Experts on nutrition wrote an article recently proclaiming that most supplements are not as beneficial as you believe. They decreed that we receive all the vitamins and minerals we need through our daily diet. True, in a perfect world. When I grew up on a dairy farm, we obtained our beneficial nutrients from a fresh garden and livestock.
In today’s world however, in our over-processed soil with chemicals, it’s not always true. When produce is purchased at the grocery, stored in the fridge for weeks, you aren’t receiving the same active benefits as something fresh-picked from the field.
These experts advocated that supplements are a waste of money. Also true, if misused. But there was no clarification or detail within this piece. I’m filing this under a “little knowledge is a dangerous thing.”
I felt compelled to expound on their partial claims:
Claim: A multi-vitamin is unnecessary but vitamin D is essential so the body can absorb calcium.
True, especially in the rainy areas of the country where sunlight isn’t prevalent. But beware: this article never addressed how much to take! Caution: D is a fat soluble vitamin and too much festers in the fat cells. AND the provided stock photo showed at least seven vitamin D pills in a hand! The average reader might believe the more vitamin D the merrier . . . not so!
Simply popping a vitamin D capsule doesn’t activate all its properties. It requires a physiological conversion in the liver and kidneys before it is totally utilized. That is why eating as cleanly as possibly is essential to total health.
Claim: Skip probiotics. Consume yogurt and other fermented foods instead.
Yes unless you are taking an antibiotic which kills ALL bacteria, good as well as bad. This would leave the body open to infection or other illnesses. Fermentation assists in the digestibility of foods in the gut, thus preventing the build-up of toxins, preventing disease.
There was also no common-sense advice to consume only good quality yogurt with “active cultures” and no fillers like artificial sugars (no “lite” yogurts please!) high fructose corn syrup or starches.
There were no recommendations as to of what constituted “other” fermented foods like sauerkraut, cottage cheese, anything pickled, and kefir which also contain probiotics.
Claim: Zinc – take it!
This supplement was highly recommended because it attacked cold symptoms. True, but again, it never once advised how much to consume. A balanced intake is important. No more than 100 mg. is recommended per day because more will depress the immune system.
Zinc works in conjunction with vitamin A and E, both fat soluble vitamins to maintain proper blood balance.
Practical Biblical Application:
I see a Biblical principle within this and I bet many pastors will too. Simply reading a health article does not make one a nutritional “expert” any more than someone reading one Scripture passage makes them an “expert” on a certain Spiritual subject.
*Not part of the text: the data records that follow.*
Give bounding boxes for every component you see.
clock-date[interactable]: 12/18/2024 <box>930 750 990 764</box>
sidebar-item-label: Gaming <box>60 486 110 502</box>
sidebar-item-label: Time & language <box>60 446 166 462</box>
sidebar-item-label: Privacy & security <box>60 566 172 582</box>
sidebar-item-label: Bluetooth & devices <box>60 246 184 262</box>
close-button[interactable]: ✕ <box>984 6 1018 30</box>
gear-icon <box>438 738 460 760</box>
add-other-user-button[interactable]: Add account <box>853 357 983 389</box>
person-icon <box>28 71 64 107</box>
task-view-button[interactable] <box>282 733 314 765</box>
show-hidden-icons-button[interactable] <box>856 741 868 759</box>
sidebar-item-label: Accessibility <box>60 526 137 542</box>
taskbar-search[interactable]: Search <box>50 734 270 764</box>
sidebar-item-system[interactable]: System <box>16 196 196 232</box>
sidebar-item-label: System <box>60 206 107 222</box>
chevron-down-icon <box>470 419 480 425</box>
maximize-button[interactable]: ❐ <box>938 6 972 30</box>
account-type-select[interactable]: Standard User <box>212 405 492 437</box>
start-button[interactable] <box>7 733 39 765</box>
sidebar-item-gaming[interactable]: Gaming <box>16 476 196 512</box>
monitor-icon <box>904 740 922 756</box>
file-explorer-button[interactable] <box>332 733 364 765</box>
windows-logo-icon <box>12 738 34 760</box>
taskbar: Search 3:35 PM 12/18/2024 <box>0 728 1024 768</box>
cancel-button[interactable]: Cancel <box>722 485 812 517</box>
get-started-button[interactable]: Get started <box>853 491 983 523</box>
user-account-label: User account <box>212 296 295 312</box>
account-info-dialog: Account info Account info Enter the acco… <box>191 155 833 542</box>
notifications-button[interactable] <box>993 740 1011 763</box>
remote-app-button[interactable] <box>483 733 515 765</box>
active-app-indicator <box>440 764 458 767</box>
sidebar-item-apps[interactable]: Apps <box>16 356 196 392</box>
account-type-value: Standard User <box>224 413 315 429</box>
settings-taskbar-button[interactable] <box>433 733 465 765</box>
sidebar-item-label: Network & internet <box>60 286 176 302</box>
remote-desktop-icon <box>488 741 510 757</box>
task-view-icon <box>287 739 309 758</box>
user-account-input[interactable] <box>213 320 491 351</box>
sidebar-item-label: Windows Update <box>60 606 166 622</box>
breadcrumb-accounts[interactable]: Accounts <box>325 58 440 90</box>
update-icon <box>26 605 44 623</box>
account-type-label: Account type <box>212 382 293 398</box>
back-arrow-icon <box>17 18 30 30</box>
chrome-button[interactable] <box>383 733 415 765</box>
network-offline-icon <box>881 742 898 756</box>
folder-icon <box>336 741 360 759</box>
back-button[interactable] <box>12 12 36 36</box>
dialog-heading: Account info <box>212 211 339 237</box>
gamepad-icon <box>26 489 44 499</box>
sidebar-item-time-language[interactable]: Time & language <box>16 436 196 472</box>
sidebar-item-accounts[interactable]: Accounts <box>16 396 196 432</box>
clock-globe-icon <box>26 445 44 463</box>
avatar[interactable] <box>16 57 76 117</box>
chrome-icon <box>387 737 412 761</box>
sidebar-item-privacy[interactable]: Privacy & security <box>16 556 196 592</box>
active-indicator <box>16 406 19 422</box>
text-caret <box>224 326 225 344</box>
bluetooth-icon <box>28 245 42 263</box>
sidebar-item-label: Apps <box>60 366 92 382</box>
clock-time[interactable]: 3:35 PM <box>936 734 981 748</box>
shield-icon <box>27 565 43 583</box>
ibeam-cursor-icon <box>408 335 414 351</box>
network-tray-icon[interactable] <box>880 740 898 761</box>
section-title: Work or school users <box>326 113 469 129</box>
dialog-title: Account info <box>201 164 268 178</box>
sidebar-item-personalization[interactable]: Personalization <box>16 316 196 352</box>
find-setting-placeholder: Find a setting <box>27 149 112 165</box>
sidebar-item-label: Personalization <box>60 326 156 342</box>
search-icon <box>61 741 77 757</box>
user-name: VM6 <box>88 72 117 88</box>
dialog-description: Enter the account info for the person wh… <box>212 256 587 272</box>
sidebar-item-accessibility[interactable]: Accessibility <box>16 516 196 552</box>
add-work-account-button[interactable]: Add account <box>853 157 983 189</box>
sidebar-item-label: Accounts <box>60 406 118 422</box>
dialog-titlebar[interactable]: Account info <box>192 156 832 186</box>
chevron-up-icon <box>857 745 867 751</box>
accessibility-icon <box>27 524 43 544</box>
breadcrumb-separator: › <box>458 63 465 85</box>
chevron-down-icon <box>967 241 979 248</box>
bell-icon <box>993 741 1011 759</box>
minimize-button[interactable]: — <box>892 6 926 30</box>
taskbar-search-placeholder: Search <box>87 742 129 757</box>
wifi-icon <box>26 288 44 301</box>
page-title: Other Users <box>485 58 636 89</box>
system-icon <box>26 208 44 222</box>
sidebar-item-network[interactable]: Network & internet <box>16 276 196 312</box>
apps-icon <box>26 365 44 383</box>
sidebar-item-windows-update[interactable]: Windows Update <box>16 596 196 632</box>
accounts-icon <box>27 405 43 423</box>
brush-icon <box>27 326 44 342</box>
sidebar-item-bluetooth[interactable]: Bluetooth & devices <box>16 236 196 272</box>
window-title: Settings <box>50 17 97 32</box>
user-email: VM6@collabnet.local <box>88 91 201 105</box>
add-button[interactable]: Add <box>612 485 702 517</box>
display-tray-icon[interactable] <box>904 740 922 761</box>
Despite years of seminary training and continual study, I surmise pastors have in their congregation, one who has read a bible verse and believed they knew more about it than you did simply because they read that particular passage and interpreted it for their own benefit! A wise reader most look at the whole picture and cross-reference knowledge or they will be led astray.
“For wisdom will enter your heart And knowledge will be pleasant to your soul; Discretion will guard you, Understanding will watch over you,…” (Proverbs 2:10, 11)
God gave us two ears to listen and one mouth to speak for a reason. Crave knowledge, discern and wisdom will follow. Never stop learning.